15. Connected with this submission, Mr. Ghose contended that the plaintiff had no locus standi to institute the suit assailing the act of Mahanth Sukhram Das, who was the ruling Mahanth at the time the sale was executed. This submissions of learned Counsel is also devoid of substance. The courts below have found that the plaintiff and his family were worshippers of the Mathia at Samastipur and grandfather of the plaintiff used to look after the Puja Path and other ancillary functions in relation thereto. It is now well settled that when an alienation has been effected by the Shebait acting adversely to the interest of the idol, even a worshipper can file a suit, the reason being that the idol is in the position of a minor and when the person representing it leaves it in a lurch, a person interested in the worship of the idol can certainly be clothed with adhoc power of representation to protect its interest See Bishwanath v. Radha Ballabhji .

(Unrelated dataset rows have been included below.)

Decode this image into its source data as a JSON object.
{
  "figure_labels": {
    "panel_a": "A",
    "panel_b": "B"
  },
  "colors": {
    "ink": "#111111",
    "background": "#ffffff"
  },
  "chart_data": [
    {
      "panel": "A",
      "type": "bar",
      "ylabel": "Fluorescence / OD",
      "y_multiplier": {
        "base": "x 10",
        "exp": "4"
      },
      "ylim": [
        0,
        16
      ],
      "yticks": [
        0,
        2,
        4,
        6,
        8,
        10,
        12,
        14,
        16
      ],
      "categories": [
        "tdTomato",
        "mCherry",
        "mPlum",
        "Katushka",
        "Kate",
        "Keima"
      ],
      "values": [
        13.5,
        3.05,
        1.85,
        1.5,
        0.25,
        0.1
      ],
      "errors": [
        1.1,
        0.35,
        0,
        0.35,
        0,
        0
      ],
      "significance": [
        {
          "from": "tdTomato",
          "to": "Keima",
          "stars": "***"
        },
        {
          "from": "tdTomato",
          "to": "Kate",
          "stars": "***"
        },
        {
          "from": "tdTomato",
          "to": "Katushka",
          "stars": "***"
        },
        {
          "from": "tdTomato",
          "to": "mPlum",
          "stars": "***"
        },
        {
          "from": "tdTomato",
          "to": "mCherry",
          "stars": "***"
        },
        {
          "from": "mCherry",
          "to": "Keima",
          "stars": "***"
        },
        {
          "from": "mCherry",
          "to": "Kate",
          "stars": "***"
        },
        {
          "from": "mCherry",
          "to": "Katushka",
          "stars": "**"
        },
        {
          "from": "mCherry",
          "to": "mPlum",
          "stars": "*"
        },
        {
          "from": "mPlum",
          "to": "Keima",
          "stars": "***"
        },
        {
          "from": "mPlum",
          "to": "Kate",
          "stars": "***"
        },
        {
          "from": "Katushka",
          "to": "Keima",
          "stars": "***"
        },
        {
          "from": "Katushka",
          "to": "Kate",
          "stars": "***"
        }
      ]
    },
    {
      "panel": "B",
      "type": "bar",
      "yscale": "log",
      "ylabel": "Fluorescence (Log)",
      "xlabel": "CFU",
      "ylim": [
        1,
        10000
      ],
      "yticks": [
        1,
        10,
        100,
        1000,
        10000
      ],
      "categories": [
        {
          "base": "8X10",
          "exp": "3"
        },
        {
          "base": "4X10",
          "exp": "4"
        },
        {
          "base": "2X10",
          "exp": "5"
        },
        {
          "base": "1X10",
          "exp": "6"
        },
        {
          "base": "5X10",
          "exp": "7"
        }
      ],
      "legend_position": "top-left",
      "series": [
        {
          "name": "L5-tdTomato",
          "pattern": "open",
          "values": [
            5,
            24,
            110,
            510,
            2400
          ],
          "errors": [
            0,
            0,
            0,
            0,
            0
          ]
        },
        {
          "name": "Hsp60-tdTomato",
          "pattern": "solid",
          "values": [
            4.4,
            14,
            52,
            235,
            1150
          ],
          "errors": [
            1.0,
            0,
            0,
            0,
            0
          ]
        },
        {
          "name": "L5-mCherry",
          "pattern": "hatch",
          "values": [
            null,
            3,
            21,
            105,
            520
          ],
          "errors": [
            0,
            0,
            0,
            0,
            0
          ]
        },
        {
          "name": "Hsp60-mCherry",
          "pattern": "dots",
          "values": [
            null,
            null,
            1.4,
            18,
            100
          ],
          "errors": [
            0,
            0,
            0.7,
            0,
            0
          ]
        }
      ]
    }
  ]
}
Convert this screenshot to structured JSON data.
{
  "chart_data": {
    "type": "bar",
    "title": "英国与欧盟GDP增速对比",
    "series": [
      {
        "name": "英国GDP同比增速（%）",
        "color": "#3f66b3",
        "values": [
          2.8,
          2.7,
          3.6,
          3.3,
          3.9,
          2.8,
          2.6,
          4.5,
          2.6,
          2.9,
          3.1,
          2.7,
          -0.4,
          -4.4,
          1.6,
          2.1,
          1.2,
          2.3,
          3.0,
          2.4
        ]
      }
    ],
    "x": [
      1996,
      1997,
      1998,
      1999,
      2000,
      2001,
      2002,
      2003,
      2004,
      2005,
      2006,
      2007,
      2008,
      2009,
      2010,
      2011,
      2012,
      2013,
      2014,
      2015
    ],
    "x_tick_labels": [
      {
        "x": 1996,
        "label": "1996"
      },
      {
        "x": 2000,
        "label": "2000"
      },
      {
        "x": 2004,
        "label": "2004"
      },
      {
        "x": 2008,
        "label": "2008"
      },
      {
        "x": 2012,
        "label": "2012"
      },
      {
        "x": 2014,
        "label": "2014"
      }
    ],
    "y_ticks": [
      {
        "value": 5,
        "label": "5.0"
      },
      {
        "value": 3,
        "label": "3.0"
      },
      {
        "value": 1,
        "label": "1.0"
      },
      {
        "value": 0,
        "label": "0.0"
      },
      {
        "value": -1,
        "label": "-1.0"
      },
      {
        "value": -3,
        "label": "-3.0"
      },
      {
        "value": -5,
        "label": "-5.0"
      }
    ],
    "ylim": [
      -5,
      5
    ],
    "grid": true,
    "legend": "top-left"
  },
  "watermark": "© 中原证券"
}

16. The last submissions of Mr. Ghose was that in the event the court concludes that the alienation must be set aside as being void or voidable, the consideration paid by the purchaser ought to be refunded. This prayer of the appellants cannot also be granted because the consideration was not paid to the plaintiff but to Mahanth Sukhram Das who is now dead. We cannot direct the contesting respondents to refund the said amount, the plaintiffs having not received the said consideration.

17. For all these reasons we find no merit in this appeal which is accordingly dismissed. In the circumstances, however, we make no order as to costs.